Generalized Kuhn-Tucker Conditions for N-Firm Stochastic Irreversible Investment under Limited Resources
Maria B. Chiarolla, Giorgio Ferrari, Frank Riedel

TL;DR
This paper develops a generalized set of Kuhn-Tucker conditions for optimal stochastic investment in a multi-firm setting with resource constraints, using a concavity approach instead of dynamic programming, and provides explicit solutions in certain cases.
Contribution
It introduces a stochastic infinite-dimensional Kuhn-Tucker framework for multi-firm investment with resource limits, extending classical optimality conditions.
Findings
Derived necessary and sufficient first order conditions for the problem.
Provided an explicit solution for the infinite-horizon Cobb-Douglas case.

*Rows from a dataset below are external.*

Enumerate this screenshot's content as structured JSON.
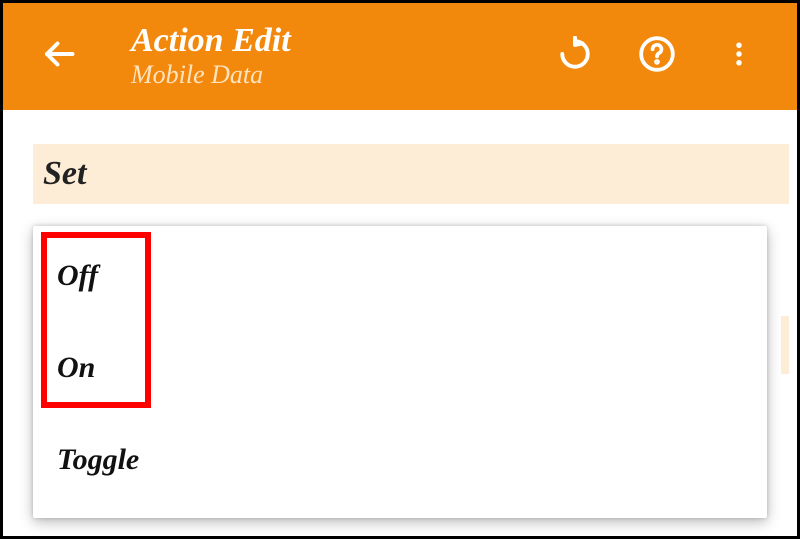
{
  "appbar": {
    "title": "Action Edit",
    "subtitle": "Mobile Data"
  },
  "section": {
    "label": "Set"
  },
  "options": {
    "0": "Off",
    "1": "On",
    "2": "Toggle"
  },
  "icons": {
    "back": "back-arrow",
    "undo": "undo",
    "help": "help-circle",
    "overflow": "more-vert"
  }
}
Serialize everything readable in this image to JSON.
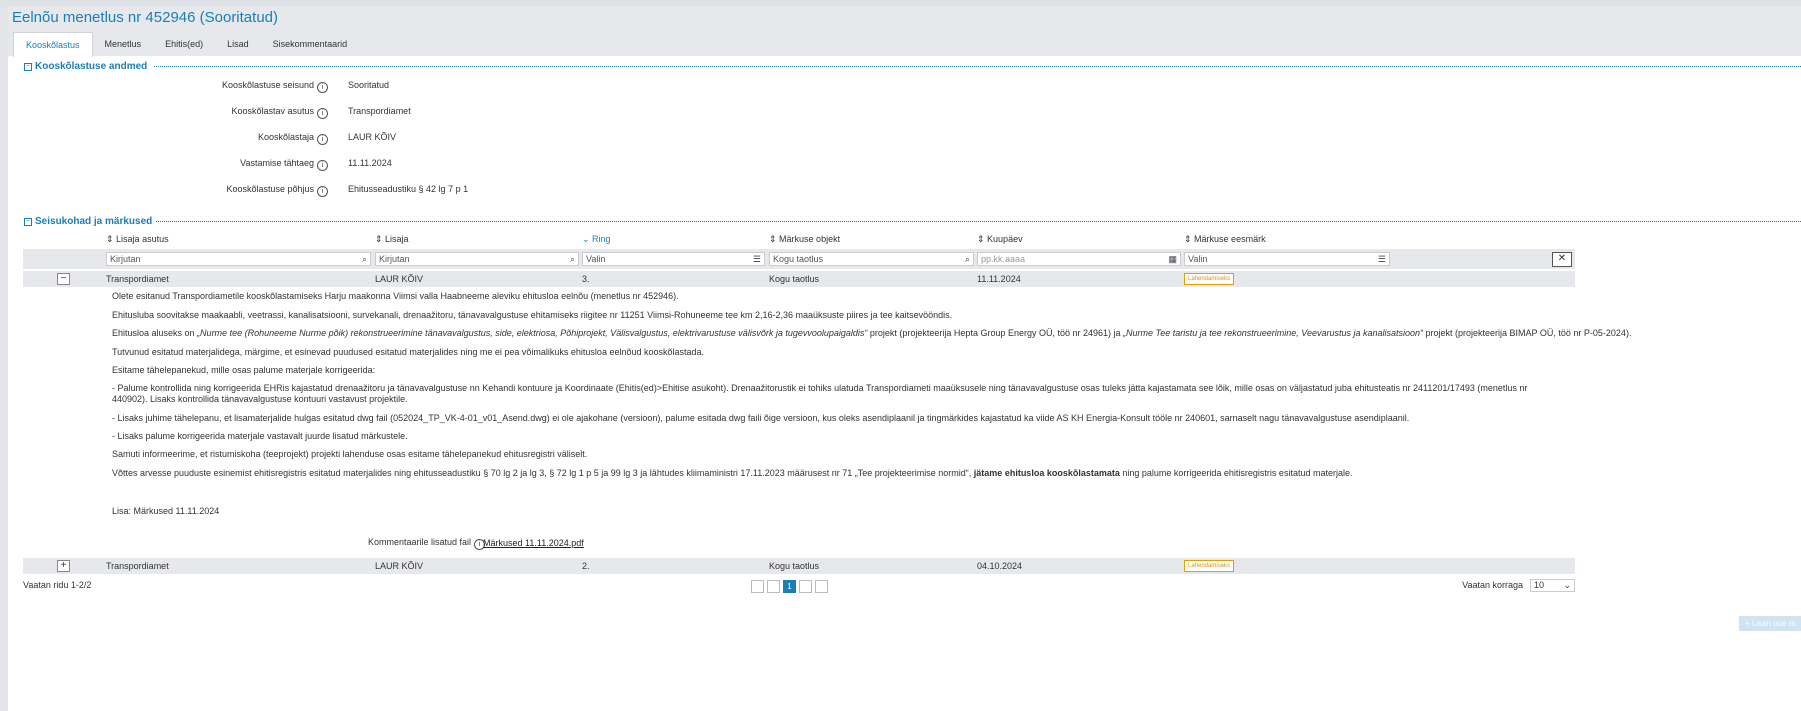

Interpreted the conditions for a single firm in existing literature.
Abstract
In this paper we study a continuous time, optimal stochastic investment problem under limited resources in a market with N firms. The investment processes are subject to a time-dependent stochastic constraint. Rather than using a dynamic programming approach, we exploit the concavity of the profit functional to derive some necessary and sufficient first order conditions for the corresponding Social Planner optimal policy. Our conditions are a stochastic infinite-dimensional generalization of the Kuhn-Tucker Theorem. The Lagrange multiplier takes the form of a nonnegative optional random measure on [0,T] which is flat off the set of times for which the constraint is binding, i.e. when all the fuel is spent. As a subproduct we obtain an enlightening interpretation of the first order conditions for a single firm in Bank (2005). In the infinite-horizon case, with operating profit functions…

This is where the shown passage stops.